To the Greeks, the sphinx had a woman's head and was a predatory creature that forced travellers to answer a riddle and killed those that answered wrongly (the name, out of interest, is related to the Greek word sphingo meaning "to tighten" or, in context, "to strangle"), making her most famous appearance in the play Oedipus Rex. The Egyptian sphinx, by contrast, takes its prototype from the Great Sphinx of Giza and is a taciturn guardian of sacred places with a male face. Both could easily be the same species and presumably, the Greek Sphinx's habit of disputing a public highway could be seen as a deviant form of guarding behaviour. The Greek sphinx was also a unique monster, whereas the Egyptians depicted rows on rows of the things as doorway statues and along processional ways. Herodotus noted ram-headed sphinxes (which he called Criosphinxes) and hawk-headed ones he called Hieracosphinxes, but these, as above, appear to be art rather than legend - the two mythic originals are referred to as gynosphinx (the female) and androsphinx (the male).
The Cthulhu mythos tends to associate the sphinx, and many other Egyptian entities, with Nyarlothotep, of whom the less is said the better. The sphinx, as commonly depicted, was also suggested to be merely an extremity of something much larger and less appealing.
Sources
Game and Story Use
- Said to be better off avoiding the camel at certain times of year.

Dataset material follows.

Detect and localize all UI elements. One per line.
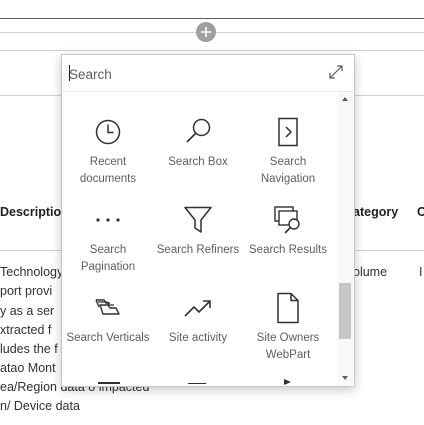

- "That RPG" has had endless fun making sphinxes with the heads of all sorts of things.
- Drifting out of sphinx territory, but switching up the lion for another big cat might be interesting - perhaps including mayincatec versions with human head on the body of a jaguar with garish parrot wings?
- Guarding and riddling may be normal sphinx behaviour - but you may want to think of more than one riddle, and to make the sphinx a serious threat if the PCs get it wrong, argue or try to cut the knot from the beginning.
- The sphinx as taciturn guardian might make them excellent keepers of esoteric libraries.